Das Bremer Rathaus, Foto: Alena Zeman

Seit 1612 sitzt sie da, in Stein verewigt, stolz auf ihrem Nest, mit ihren vier wohl behüteten Küken unter sich und von einer Frau mit wehendem Gewand umarmt. Angebracht wurde sie dort von Lüder von Bentheim, „des ehrbaren Rates Steenhower“, wie es damals hieß. Der Stadtbaumeister wurde damit beauftragt, die Fassade des Rathauses zu restaurieren. Der nüchterne gotische Stil, in dem das Rathaus gut 200 Jahre zuvor erbaut wurde, war zur Zeit der Weserrenaissance aus der Mode geraten. Man liebte den Prunk und so sollte auch die Marktfassade des Rathauses zeitgemäß verschönert werden.(1) Was nun hat es mit der Henne im rechten Zwickel des zweiten Arkadenbogens auf sich?

Friedrich Wagenfeld, ein Bremer Sagenschreiber des 19. Jahrhunderts, kam auf die Idee, der Gluckhenne die Gründung Bremens zuzuschreiben. Seiner Erzählung zufolge fuhren in grauer Vorzeit ein paar von Feinden verfolgte Flussfischer auf der Suche nach einer neuen Bleibe die Weser hinauf und hinab. Die freiheitsliebenden Fischer erspähten, nachdem die Sonne wundersam durch die Wolken brach, in den Weserdünen eine Henne, die sich zu ihrem Nest begab. Dies deuteten sie als glückliches Zeichen, denn wo eine Henne sich um ihre Küken sorgen kann, da sollten auch sie Nahrung und ein Zuhause finden. Fortan soll hier Bremen, ein „Hort der Freiheit“, gegründet worden sein.(2)

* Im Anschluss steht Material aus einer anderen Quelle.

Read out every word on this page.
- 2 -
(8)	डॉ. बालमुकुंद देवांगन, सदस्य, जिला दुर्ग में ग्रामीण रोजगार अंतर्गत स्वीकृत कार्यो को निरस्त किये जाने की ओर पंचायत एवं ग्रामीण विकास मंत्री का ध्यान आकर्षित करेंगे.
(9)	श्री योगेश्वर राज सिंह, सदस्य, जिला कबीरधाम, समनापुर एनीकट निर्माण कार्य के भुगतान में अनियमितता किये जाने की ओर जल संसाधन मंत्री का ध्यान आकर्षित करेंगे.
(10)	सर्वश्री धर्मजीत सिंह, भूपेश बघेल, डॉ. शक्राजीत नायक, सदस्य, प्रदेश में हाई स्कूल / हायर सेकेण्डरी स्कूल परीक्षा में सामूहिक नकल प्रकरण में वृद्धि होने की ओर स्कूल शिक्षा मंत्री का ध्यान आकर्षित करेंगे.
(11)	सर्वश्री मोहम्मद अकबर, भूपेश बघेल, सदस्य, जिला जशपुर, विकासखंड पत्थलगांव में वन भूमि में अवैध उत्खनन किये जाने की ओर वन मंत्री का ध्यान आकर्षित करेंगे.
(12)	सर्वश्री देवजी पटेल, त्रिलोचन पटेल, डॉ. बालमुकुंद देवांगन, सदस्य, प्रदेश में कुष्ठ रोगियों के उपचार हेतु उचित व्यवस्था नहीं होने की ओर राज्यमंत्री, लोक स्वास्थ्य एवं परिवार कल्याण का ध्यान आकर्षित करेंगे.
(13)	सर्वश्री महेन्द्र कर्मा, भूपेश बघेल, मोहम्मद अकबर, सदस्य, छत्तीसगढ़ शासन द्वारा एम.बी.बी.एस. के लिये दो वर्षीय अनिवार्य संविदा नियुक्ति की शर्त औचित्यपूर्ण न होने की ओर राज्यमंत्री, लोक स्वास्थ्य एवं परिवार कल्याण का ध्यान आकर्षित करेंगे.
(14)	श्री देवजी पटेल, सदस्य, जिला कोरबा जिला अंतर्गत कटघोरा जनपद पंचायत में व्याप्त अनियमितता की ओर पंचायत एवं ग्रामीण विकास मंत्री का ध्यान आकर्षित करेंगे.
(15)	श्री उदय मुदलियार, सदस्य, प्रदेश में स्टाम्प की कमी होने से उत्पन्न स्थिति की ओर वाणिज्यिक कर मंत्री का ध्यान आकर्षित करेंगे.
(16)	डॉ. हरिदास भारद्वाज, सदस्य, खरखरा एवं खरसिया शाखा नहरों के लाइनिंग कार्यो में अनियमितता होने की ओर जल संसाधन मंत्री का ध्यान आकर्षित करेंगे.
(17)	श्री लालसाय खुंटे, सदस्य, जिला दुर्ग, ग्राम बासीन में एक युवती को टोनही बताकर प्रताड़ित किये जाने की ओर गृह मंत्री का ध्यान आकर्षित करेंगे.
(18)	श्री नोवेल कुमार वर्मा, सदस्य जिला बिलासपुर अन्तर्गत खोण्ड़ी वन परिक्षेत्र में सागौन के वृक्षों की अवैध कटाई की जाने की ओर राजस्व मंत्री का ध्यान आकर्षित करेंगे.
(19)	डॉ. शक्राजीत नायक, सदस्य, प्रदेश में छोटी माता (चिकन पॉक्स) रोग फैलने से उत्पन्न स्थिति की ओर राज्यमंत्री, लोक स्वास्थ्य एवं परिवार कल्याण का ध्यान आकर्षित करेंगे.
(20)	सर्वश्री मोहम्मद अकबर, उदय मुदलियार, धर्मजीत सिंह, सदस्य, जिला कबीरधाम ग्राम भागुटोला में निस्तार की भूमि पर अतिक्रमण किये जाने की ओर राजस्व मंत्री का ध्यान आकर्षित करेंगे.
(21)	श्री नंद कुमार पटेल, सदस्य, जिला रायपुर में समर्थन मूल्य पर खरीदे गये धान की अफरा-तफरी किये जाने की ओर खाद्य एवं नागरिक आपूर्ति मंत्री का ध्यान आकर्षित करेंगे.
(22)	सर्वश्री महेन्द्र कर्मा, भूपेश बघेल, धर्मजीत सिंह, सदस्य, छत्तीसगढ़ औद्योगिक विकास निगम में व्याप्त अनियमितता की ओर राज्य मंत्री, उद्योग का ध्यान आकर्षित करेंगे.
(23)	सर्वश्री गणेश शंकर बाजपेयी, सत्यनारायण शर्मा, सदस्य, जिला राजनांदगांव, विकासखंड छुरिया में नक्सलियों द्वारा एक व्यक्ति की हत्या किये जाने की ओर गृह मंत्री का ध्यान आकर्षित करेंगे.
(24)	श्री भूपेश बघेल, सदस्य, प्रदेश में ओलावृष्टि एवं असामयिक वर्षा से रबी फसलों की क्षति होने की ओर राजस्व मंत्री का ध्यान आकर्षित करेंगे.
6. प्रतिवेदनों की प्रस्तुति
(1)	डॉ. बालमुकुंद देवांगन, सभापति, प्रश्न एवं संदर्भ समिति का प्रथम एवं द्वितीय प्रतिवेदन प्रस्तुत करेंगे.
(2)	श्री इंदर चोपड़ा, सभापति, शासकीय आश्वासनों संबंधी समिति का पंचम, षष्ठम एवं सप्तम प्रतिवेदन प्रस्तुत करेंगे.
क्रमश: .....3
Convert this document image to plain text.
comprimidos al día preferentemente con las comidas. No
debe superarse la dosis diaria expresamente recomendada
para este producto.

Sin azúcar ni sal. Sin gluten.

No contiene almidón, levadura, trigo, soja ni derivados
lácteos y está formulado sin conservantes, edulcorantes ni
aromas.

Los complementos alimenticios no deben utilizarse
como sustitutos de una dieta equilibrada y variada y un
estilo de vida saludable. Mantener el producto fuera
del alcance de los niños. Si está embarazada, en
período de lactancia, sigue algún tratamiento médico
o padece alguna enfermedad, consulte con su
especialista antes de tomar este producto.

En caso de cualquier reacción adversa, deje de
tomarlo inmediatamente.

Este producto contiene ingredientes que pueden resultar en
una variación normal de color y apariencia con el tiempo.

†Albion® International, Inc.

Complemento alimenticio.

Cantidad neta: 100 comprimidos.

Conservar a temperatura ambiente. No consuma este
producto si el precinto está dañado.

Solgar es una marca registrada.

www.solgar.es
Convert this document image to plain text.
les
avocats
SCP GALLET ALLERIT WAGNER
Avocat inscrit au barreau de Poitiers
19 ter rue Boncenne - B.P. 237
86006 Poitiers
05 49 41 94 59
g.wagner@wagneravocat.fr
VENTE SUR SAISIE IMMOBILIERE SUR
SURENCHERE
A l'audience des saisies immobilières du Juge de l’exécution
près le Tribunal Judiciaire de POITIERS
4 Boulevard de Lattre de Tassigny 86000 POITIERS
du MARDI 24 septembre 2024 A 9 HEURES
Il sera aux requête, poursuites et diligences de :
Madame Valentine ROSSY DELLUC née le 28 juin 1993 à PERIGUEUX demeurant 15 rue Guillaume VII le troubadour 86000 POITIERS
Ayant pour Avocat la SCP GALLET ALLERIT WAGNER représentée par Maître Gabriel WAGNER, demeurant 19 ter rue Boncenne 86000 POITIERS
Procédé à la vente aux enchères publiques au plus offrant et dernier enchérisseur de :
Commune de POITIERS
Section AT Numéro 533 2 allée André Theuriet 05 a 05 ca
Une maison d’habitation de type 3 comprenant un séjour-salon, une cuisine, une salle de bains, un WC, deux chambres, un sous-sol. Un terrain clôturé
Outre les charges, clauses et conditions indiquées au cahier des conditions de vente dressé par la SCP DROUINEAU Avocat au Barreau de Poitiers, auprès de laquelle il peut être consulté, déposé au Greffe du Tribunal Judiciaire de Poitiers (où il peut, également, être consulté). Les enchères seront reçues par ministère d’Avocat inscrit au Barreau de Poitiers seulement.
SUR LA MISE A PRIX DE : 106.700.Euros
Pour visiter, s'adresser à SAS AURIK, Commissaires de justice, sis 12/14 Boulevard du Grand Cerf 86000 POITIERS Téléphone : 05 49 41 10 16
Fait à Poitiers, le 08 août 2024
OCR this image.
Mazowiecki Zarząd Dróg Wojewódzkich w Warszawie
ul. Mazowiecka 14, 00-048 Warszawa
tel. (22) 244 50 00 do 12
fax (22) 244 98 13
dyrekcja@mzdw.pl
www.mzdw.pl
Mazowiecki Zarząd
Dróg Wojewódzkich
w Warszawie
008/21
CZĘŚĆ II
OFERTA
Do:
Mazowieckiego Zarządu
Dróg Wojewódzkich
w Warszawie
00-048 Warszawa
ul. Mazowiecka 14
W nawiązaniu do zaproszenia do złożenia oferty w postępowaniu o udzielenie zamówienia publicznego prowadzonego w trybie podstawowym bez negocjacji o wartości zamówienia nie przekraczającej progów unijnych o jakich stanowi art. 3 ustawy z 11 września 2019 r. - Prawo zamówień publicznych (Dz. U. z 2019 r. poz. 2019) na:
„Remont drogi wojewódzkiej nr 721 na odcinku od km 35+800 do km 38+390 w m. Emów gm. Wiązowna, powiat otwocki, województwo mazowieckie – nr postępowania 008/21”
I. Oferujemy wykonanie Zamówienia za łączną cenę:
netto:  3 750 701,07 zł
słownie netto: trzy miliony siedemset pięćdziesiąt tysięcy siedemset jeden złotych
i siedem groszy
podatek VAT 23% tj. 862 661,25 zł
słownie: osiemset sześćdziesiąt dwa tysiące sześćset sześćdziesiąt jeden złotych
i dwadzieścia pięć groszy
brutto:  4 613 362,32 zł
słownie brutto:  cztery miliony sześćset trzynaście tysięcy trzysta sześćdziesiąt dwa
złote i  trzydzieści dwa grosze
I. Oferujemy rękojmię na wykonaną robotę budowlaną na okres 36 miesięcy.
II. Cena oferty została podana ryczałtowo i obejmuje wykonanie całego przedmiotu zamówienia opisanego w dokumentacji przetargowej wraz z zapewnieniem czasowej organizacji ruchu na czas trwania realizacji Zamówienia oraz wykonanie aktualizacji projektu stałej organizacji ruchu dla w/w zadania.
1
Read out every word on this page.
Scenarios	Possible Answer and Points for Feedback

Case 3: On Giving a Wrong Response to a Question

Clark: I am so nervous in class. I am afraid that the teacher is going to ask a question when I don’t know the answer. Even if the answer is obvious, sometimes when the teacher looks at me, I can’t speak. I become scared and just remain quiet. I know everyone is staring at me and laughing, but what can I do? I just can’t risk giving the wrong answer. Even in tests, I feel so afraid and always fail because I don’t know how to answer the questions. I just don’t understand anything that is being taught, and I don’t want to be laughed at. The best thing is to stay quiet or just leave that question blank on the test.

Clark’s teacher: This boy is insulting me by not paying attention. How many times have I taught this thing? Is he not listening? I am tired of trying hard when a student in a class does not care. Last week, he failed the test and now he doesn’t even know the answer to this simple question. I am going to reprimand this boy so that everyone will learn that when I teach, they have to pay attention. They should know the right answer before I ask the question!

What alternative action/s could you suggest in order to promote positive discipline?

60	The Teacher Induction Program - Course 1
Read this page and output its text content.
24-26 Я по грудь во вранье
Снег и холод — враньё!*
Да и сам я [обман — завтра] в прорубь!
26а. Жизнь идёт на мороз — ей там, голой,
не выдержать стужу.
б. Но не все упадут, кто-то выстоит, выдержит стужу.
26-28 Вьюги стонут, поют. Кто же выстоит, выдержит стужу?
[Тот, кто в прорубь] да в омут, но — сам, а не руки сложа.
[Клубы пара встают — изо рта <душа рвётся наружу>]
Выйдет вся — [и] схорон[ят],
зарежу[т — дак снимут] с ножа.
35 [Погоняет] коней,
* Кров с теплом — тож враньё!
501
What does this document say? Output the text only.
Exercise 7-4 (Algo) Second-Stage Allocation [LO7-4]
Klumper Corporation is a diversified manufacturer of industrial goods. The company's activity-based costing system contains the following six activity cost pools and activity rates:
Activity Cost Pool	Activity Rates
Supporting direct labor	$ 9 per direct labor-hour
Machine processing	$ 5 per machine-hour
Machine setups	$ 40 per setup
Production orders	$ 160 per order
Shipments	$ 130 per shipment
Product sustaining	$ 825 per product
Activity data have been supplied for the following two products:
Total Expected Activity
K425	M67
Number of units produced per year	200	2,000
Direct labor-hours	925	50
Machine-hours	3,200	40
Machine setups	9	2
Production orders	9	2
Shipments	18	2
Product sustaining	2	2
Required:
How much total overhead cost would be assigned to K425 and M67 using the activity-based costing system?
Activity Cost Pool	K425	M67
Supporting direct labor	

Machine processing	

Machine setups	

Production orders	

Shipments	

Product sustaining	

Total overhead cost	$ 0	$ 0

Tafel mit der Sage in der Böttcherstraße

Tafel mit der Sage in der Böttcherstraße

So schön diese Geschichte auch ist, sie ist leider nur „Fischergarn“, ein Produkt der blühenden Phantasie des Sagenschreibers. In Wahrheit hat der Rat der Stadt Bremen mit der Gluckhenne ein Zeichen für Tugend und Fürsorge gesetzt. Neben weiteren zeichenhaft an der Marktfassade des alten Rathauses dargestellten Tugenden wie etwa Großmut, Mäßigung, Fleiß, u.a. erkennen wir in der Gluckhenne die „Vigilantia“, die fürsorgende Wachsamkeit. Ihr gegenüber findet der aufmerksame Beobachter die Darstellung einer Frau, die einen Hahn auf der Hand und einen Hund unter dem Arm trägt. Das ist „Custodia“, der wachende Schutz. Die Frau, die das Nest der Gluckhenne umarmt, trägt einen Lederstreifen auf dem Oberschenkel, einen Teil einer römischen Rüstung. Dies ist als Zeichen für die „Vigilantia“ gedeutet worden.(3) Der Rat zeigte damit seine Fürsorglichkeit gegenüber den Bürgern der Stadt Bremen. Henne und Hahn wurden zudem auch als Zeichen der Fruchtbarkeit gedeutet, die Henne insbesondere als Symbol für Mütterlichkeit.(4)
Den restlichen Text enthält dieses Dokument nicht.